The companies stated the sale would position FiberPass to meet growing demand for FTTH services, boosting the quality and availability for consumer and business customers.

Proposed terms would see Telefonica retain control of FiberPass, with its stake reducing from 63 per cent to 55 per cent. Vodafone Spain’s holding would fall from 37 per cent to 5 per cent, with AXA IM Alts to then hold 40 per cent.
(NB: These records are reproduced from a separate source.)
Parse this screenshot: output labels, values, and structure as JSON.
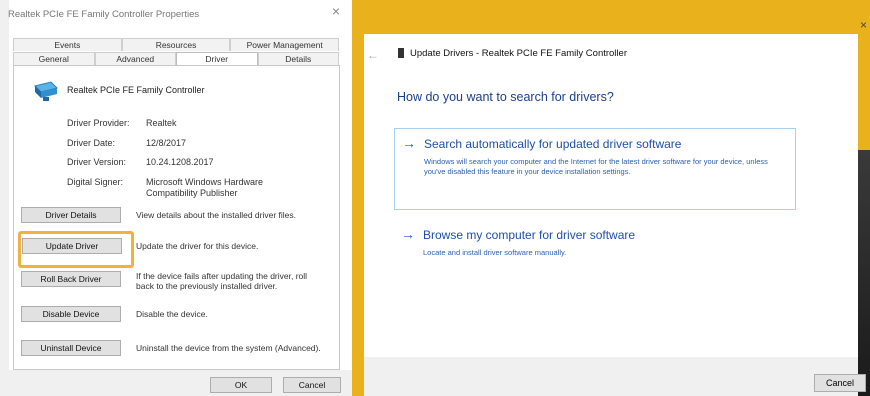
{
  "dialog": {
    "title": "Realtek PCIe FE Family Controller Properties",
    "close": "×",
    "tabs_row1": [
      "Events",
      "Resources",
      "Power Management"
    ],
    "tabs_row2": [
      "General",
      "Advanced",
      "Driver",
      "Details"
    ],
    "active_tab": "Driver",
    "device_name": "Realtek PCIe FE Family Controller",
    "properties": [
      {
        "label": "Driver Provider:",
        "value": "Realtek"
      },
      {
        "label": "Driver Date:",
        "value": "12/8/2017"
      },
      {
        "label": "Driver Version:",
        "value": "10.24.1208.2017"
      },
      {
        "label": "Digital Signer:",
        "value": "Microsoft Windows Hardware Compatibility Publisher"
      }
    ],
    "actions": [
      {
        "button": "Driver Details",
        "desc": "View details about the installed driver files."
      },
      {
        "button": "Update Driver",
        "desc": "Update the driver for this device."
      },
      {
        "button": "Roll Back Driver",
        "desc": "If the device fails after updating the driver, roll back to the previously installed driver."
      },
      {
        "button": "Disable Device",
        "desc": "Disable the device."
      },
      {
        "button": "Uninstall Device",
        "desc": "Uninstall the device from the system (Advanced)."
      }
    ],
    "ok": "OK",
    "cancel": "Cancel"
  },
  "wizard": {
    "close": "×",
    "back": "←",
    "title": "Update Drivers - Realtek PCIe FE Family Controller",
    "question": "How do you want to search for drivers?",
    "options": [
      {
        "arrow": "→",
        "title": "Search automatically for updated driver software",
        "desc": "Windows will search your computer and the Internet for the latest driver software for your device, unless you've disabled this feature in your device installation settings."
      },
      {
        "arrow": "→",
        "title": "Browse my computer for driver software",
        "desc": "Locate and install driver software manually."
      }
    ],
    "cancel": "Cancel"
  },
  "colors": {
    "highlight": "#f0b23a",
    "wizard_border": "#e9b21c",
    "link_blue": "#1e4fa8"
  }
}
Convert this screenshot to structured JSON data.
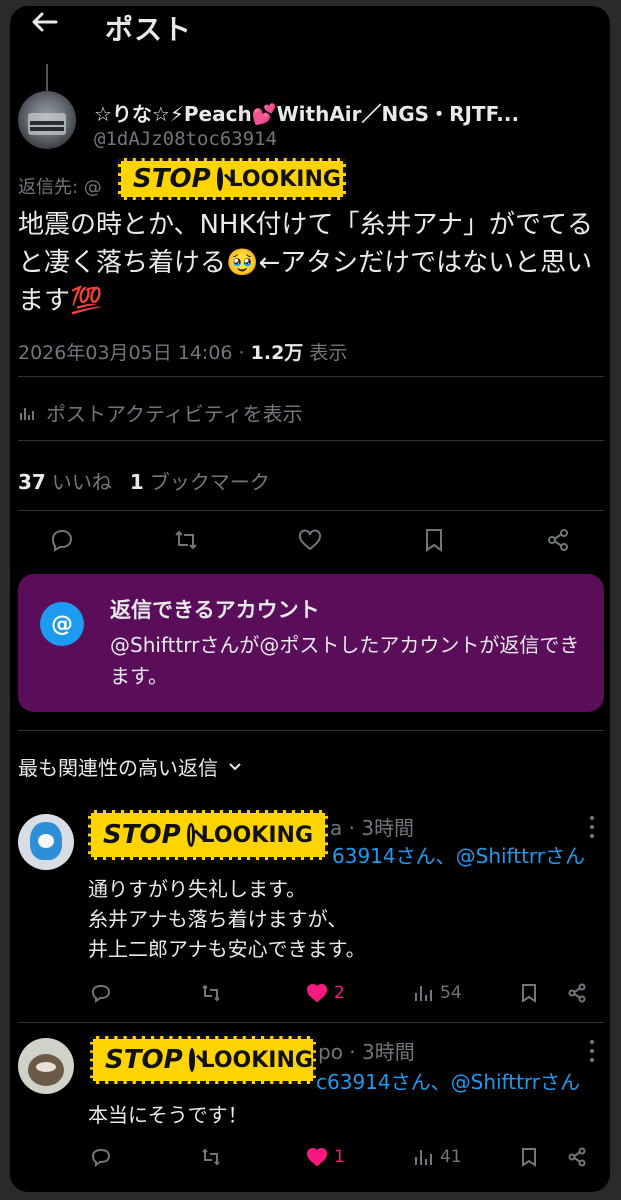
{
  "header": {
    "title": "ポスト"
  },
  "post": {
    "display_name": "☆りな☆⚡Peach💕WithAir／NGS・RJTF...",
    "handle": "@1dAJz08toc63914",
    "reply_to_label": "返信先: @",
    "text": "地震の時とか、NHK付けて「糸井アナ」がでてると凄く落ち着ける🥹←アタシだけではないと思います💯",
    "timestamp": "2026年03月05日 14:06 · ",
    "views_count": "1.2万",
    "views_label": " 表示",
    "activity_label": "ポストアクティビティを表示",
    "likes_count": "37",
    "likes_label": "いいね",
    "bookmarks_count": "1",
    "bookmarks_label": "ブックマーク"
  },
  "stop_banner": {
    "stop": "STOP",
    "looking": "LOOKING"
  },
  "reply_card": {
    "title": "返信できるアカウント",
    "body": "@Shifttrrさんが@ポストしたアカウントが返信できます。"
  },
  "sort_label": "最も関連性の高い返信",
  "replies": [
    {
      "name_fragment": "a",
      "time": " · 3時間",
      "reply_to": "63914さん、@Shifttrrさん",
      "text_line1": "通りすがり失礼します。",
      "text_line2": "糸井アナも落ち着けますが、",
      "text_line3": "井上二郎アナも安心できます。",
      "likes": "2",
      "views": "54"
    },
    {
      "name_fragment": "po",
      "time": " · 3時間",
      "reply_to": "c63914さん、@Shifttrrさん",
      "text_line1": "本当にそうです！",
      "likes": "1",
      "views": "41"
    }
  ],
  "colors": {
    "background": "#000000",
    "text": "#e7e9ea",
    "muted": "#71767b",
    "link": "#1d9bf0",
    "card_bg": "#5a0e5a",
    "like": "#f91880",
    "stop_yellow": "#ffd400"
  }
}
Telefonica noted 30 per cent of its remaining stake would be held by its Spanish division and 25 per cent its infrastructure unit.

Vodafone Spain and Telefonica launched FiberPass in March. It currently passes 3.7 million premises and is used by 1.4 million of the operators’ customers.

Financial institutions BBVA and Barclays advised Vodafone Spain and Telefonica Espana, with Rothschild & Co acting for AXA IM Alts.

Mark Gilligan, head of infrastructure at AXA IM Alts, said the company first invested in FTTH operations in 2018 and provides a service in France which passes 7 million homes.

“Fibre-to-the-home is central to our digital infrastructure strategy,” he said, highlighting demand is growing due to streaming and remote working, along with IoT uses.

He said the FiberPass deal is “a rare opportunity to scale in one of Europe’s most advanced FTTH markets and within a sector that is estimated to nearly double to $110 billion globally by 2030”.